A Phase II Study of Antineoplastons A10 and AS2-1 in Patients with Brainstem Gliomas. The Report on Non-Diffuse Intrinsic Pontine Glioma (Protocol BT-11)

Inoperable brainstem gliomas (BSG) are among the most difficult to treat malignancies. In the intent-to-treat (ITT) population of the BT-11 study for BSG, forty patients (median age 11.2 years old) were enrolled. Antineoplastons A10 and AS2-1 (ANP) were administered intravenously daily. The median daily dose of A10 was 8.70 g/kg/day and AS2-1 was 0.32 g/kg/day. Efficacy analyses were conducted in two subgroups: recurrent pediatric diffuse intrinsic pontine glioma (RPDIPG, N?= 17) and non-diffuse intrinsic pontine glioma (NDIPG, N?= 11).
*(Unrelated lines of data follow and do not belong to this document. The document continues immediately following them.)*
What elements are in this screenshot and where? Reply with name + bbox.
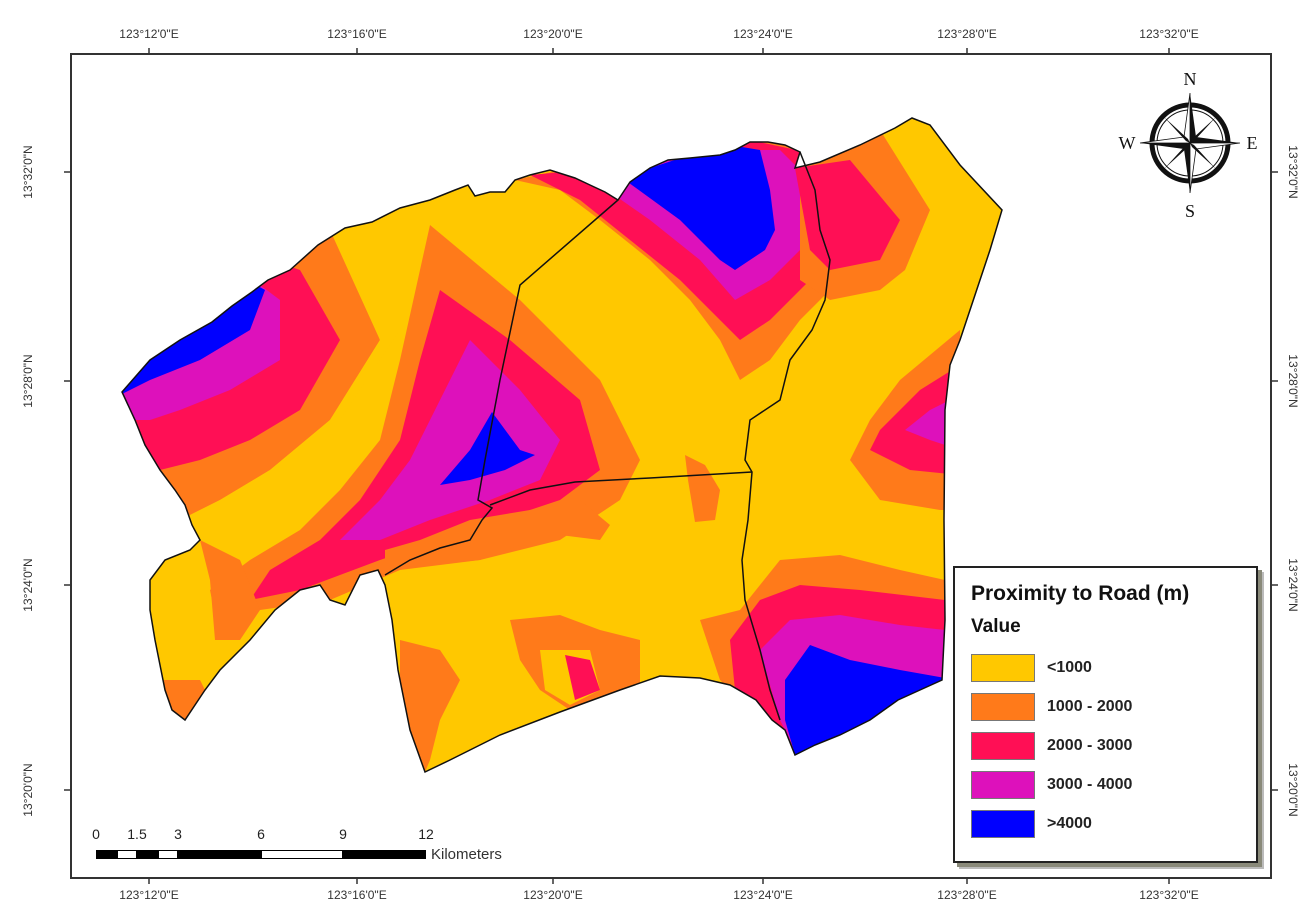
legend-title: Proximity to Road (m): [971, 582, 1190, 605]
legend-label: >4000: [1047, 814, 1092, 832]
legend-item: 1000 - 2000: [971, 687, 1240, 726]
legend-item: 2000 - 3000: [971, 726, 1240, 765]
lon-label-top: 123°12'0"E: [119, 27, 179, 41]
legend-label: 2000 - 3000: [1047, 736, 1133, 754]
legend-swatch: [971, 653, 1035, 682]
scale-tick-label: 9: [339, 826, 347, 842]
lon-label-bottom: 123°20'0"E: [523, 888, 583, 902]
compass-rose-icon: N S E W: [1119, 69, 1258, 221]
compass-s-label: S: [1185, 201, 1195, 221]
scale-tick-label: 6: [257, 826, 265, 842]
legend-label: 3000 - 4000: [1047, 775, 1133, 793]
compass-n-label: N: [1184, 69, 1197, 89]
municipal-boundary: [384, 199, 619, 576]
legend-subtitle: Value: [971, 616, 1021, 637]
lon-label-bottom: 123°12'0"E: [119, 888, 179, 902]
district-boundary: [121, 117, 1003, 774]
municipal-boundary: [489, 471, 753, 506]
scale-tick-label: 1.5: [127, 826, 147, 842]
scale-unit-label: Kilometers: [431, 846, 502, 863]
lon-label-top: 123°20'0"E: [523, 27, 583, 41]
lon-label-top: 123°16'0"E: [327, 27, 387, 41]
scale-tick-label: 12: [418, 826, 434, 842]
scale-tick-label: 0: [92, 826, 100, 842]
legend-item: <1000: [971, 648, 1240, 687]
scale-tick-label: 3: [174, 826, 182, 842]
lon-label-bottom: 123°32'0"E: [1139, 888, 1199, 902]
legend-item: 3000 - 4000: [971, 765, 1240, 804]
lon-label-bottom: 123°16'0"E: [327, 888, 387, 902]
legend-label: 1000 - 2000: [1047, 697, 1133, 715]
lon-label-top: 123°24'0"E: [733, 27, 793, 41]
municipal-boundary: [741, 151, 831, 721]
legend-swatch: [971, 692, 1035, 721]
lon-label-top: 123°28'0"E: [937, 27, 997, 41]
compass-w-label: W: [1119, 133, 1136, 153]
lon-label-bottom: 123°28'0"E: [937, 888, 997, 902]
compass-e-label: E: [1247, 133, 1258, 153]
lon-label-bottom: 123°24'0"E: [733, 888, 793, 902]
legend-swatch: [971, 770, 1035, 799]
legend-label: <1000: [1047, 658, 1092, 676]
legend-swatch: [971, 731, 1035, 760]
map-legend: Proximity to Road (m) Value <1000 1000 -…: [953, 566, 1258, 863]
legend-swatch: [971, 809, 1035, 838]
legend-item: >4000: [971, 804, 1240, 843]
scale-bar: [96, 850, 426, 859]
lon-label-top: 123°32'0"E: [1139, 27, 1199, 41]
This paper reports the results of the study of the efficacy and safety of ANP in patients with NDIPG. The results in the RPDIPG group were reported before;complete response (CR) was 6%, partial response (PR) 23.5%, and stable disease (SD) 17.6%. One year overall survival (OS) was 29.4%, 2 years 11.8%, and 5, 10, and 15 years 6%. In the NDIPG group, there were 36% CR and 27.5% SD. OS at 1, 5, 10, and 15 years was 82%, 73%, 62%, and 50% correspondingly. There was only one serious adverse event (9%) reported in NDIPG represented by hypokalemia, Grade 4. The results suggest that ANP shows efficacy and an acceptable tolerability profile in patients with RPDIPG and NDIPG.